On the top of the right hand section, the living cost indices for detailed components are shown with value 100 represented the national average for all the cities in the survey. The other nice feature is the integration with Google Maps to show the geographical location of the destination. Using this map, one can check the neighborhood and businesses of the city by zooming in. This can be used to determine the quality of life in each city one is considering moving to, such as shopping and amenities.
Data Exploration through Shiny GUI applications:
In this section, I applied this application to evaluate if data scientists are paid fairly by national living standards. For the extreme case, we see that data scientists in New York City are not paid according to the overall living cost. By fixing the salary at the value of the average income in San Francisco, CA (approximately $120k), we would expect the data scientists should be paid an annual average wage above $150k.
However, we observe the actual pay in 2016 in New York City is only about $100k. One can play the same game by changing the destination city to Washington D.C. area. I found the data scientists in D.C. are one of the worst paid groups in major cities in the nation.
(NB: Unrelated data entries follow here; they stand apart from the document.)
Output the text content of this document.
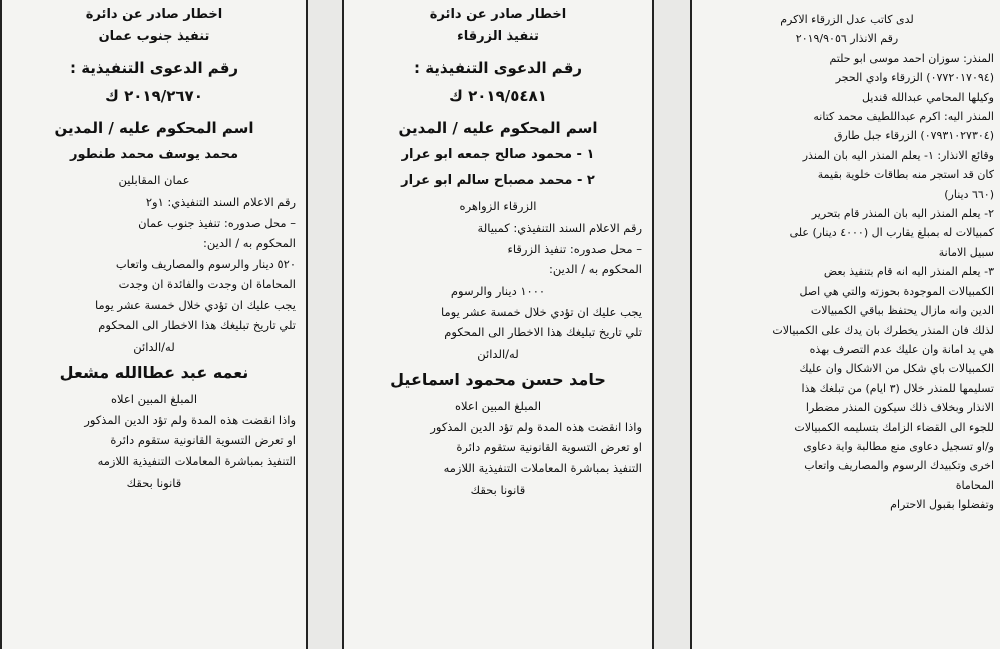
اخطار صادر عن دائرة
تنفيذ جنوب عمان
رقم الدعوى التنفيذية :
٢٠١٩/٢٦٧٠ ك
اسم المحكوم عليه / المدين
محمد يوسف محمد طنطور
عمان المقابلين
رقم الاعلام السند التنفيذي: ١و٢
– محل صدوره: تنفيذ جنوب عمان
المحكوم به / الدين:
٥٢٠ دينار والرسوم والمصاريف واتعاب
المحاماة ان وجدت والفائدة ان وجدت
يجب عليك ان تؤدي خلال خمسة عشر يوما
تلي تاريخ تبليغك هذا الاخطار الى المحكوم
له/الدائن
نعمه عبد عطاالله مشعل
المبلغ المبين اعلاه
واذا انقضت هذه المدة ولم تؤد الدين المذكور
او تعرض التسوية القانونية ستقوم دائرة
التنفيذ بمباشرة المعاملات التنفيذية اللازمه
قانونا بحقك
اخطار صادر عن دائرة
تنفيذ الزرقاء
رقم الدعوى التنفيذية :
٢٠١٩/٥٤٨١ ك
اسم المحكوم عليه / المدين
١ - محمود صالح جمعه ابو عرار
٢ - محمد مصباح سالم ابو عرار
الزرقاء الزواهره
رقم الاعلام السند التنفيذي: كمبيالة
– محل صدوره: تنفيذ الزرقاء
المحكوم به / الدين:
١٠٠٠ دينار والرسوم
يجب عليك ان تؤدي خلال خمسة عشر يوما
تلي تاريخ تبليغك هذا الاخطار الى المحكوم
له/الدائن
حامد حسن محمود اسماعيل
المبلغ المبين اعلاه
واذا انقضت هذه المدة ولم تؤد الدين المذكور
او تعرض التسوية القانونية ستقوم دائرة
التنفيذ بمباشرة المعاملات التنفيذية اللازمه
قانونا بحقك
لدى كاتب عدل الزرقاء الاكرم
رقم الانذار ٢٠١٩/٩٠٥٦
المنذر: سوزان احمد موسى ابو حلتم
(٠٧٧٢٠١٧٠٩٤) الزرقاء وادي الحجر
وكيلها المحامي عبدالله قنديل
المنذر اليه: اكرم عبداللطيف محمد كتانه
(٠٧٩٣١٠٢٧٣٠٤) الزرقاء جبل طارق
وقائع الانذار: ١- يعلم المنذر اليه بان المنذر
كان قد استجر منه بطاقات خلوية بقيمة
(٦٦٠ دينار)
٢- يعلم المنذر اليه بان المنذر قام بتحرير
كمبيالات له بمبلغ يقارب ال (٤٠٠٠ دينار) على
سبيل الامانة
٣- يعلم المنذر اليه انه قام بتنفيذ بعض
الكمبيالات الموجودة بحوزته والتي هي اصل
الدين وانه مازال يحتفظ بباقي الكمبيالات
لذلك فان المنذر يخطرك بان يدك على الكمبيالات
هي يد امانة وان عليك عدم التصرف بهذه
الكمبيالات باي شكل من الاشكال وان عليك
تسليمها للمنذر خلال (٣ ايام) من تبلغك هذا
الانذار وبخلاف ذلك سيكون المنذر مضطرا
للجوء الى القضاء الزامك بتسليمه الكمبيالات
و/او تسجيل دعاوى منع مطالبة واية دعاوى
اخرى وتكبيدك الرسوم والمصاريف واتعاب
المحاماة
وتفضلوا بقبول الاحترام
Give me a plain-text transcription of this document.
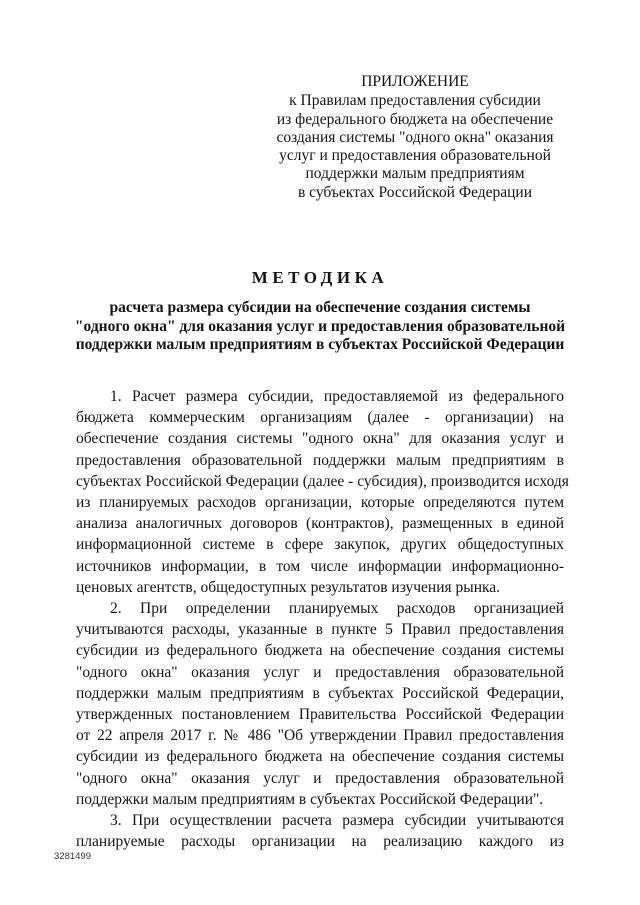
ПРИЛОЖЕНИЕ
к Правилам предоставления субсидии
из федерального бюджета на обеспечение
создания системы "одного окна" оказания
услуг и предоставления образовательной
поддержки малым предприятиям
в субъектах Российской Федерации
МЕТОДИКА
расчета размера субсидии на обеспечение создания системы
"одного окна" для оказания услуг и предоставления образовательной
поддержки малым предприятиям в субъектах Российской Федерации

1. Расчет размера субсидии, предоставляемой из федерального
бюджета коммерческим организациям (далее - организации) на
обеспечение создания системы "одного окна" для оказания услуг и
предоставления образовательной поддержки малым предприятиям в
субъектах Российской Федерации (далее - субсидия), производится исходя
из планируемых расходов организации, которые определяются путем
анализа аналогичных договоров (контрактов), размещенных в единой
информационной системе в сфере закупок, других общедоступных
источников информации, в том числе информации информационно-
ценовых агентств, общедоступных результатов изучения рынка.

2. При определении планируемых расходов организацией
учитываются расходы, указанные в пункте 5 Правил предоставления
субсидии из федерального бюджета на обеспечение создания системы
"одного окна" оказания услуг и предоставления образовательной
поддержки малым предприятиям в субъектах Российской Федерации,
утвержденных постановлением Правительства Российской Федерации
от 22 апреля 2017 г. № 486 "Об утверждении Правил предоставления
субсидии из федерального бюджета на обеспечение создания системы
"одного окна" оказания услуг и предоставления образовательной
поддержки малым предприятиям в субъектах Российской Федерации".

3. При осуществлении расчета размера субсидии учитываются
планируемые расходы организации на реализацию каждого из

3281499
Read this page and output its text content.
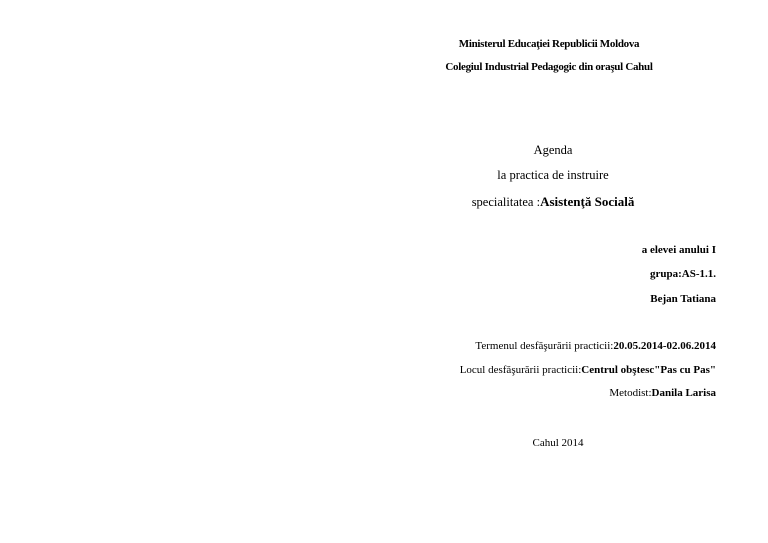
Ministerul Educaţiei Republicii Moldova
Colegiul Industrial Pedagogic din oraşul Cahul
Agenda
la practica de instruire
specialitatea :Asistenţă Socială
a elevei anului I
grupa:AS-1.1.
Bejan Tatiana
Termenul desfăşurării practicii:20.05.2014-02.06.2014
Locul desfăşurării practicii:Centrul obştesc"Pas cu Pas"
Metodist:Danila Larisa
Cahul 2014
As far as the cities where data scientists are paid fairly, we show that the city of Seattle, Washington is pretty good, even though the actual median salary number is low in the nation, but the lower living cost can justify this. One can end up with additional $10k annual savings in Seattle. By my studies, I found that the cities of Atlanta, Georgia; Austin, Texas; and Chicago, Illinois are the places where data scientists can have much less financial concerns in the long run.
The other interesting aspect I find is that the data scientist salaries seem to coincide with the trend of the living standard when one takes the housing factor out, as illustrated for the application demo. It seems to me that companies do not factor the employee's home ownership cost into their salary offers. As one can imagine, the majority of living costs is going to be dominated by housing, and this salary is not good enough to compensate for the cost of living in highly populated cities.
Conclusions and discussions:
In this project, I demonstrated the trial version of GUI application for the living cost estimation in R. For research purposes, I show how one can explore the correlation between living costs and earnings for data scientists. For the need of relocation, the estimator can also provide a clue about the relative living cost differences in different cities. It would be interesting to see if our conclusion holds for other occupations beyond data scientists. The living cost indices alone only provide the relative information between cities.
To draw absolutely quantitative information, one would need to find the national average spending in each category. With additional information, one could make a statistical machine learning process to predict the actual salary earned based on the spending in each category of the indices. The main assumption in the study is that the relative differences in living costs are not time sensitive within a 6-year range.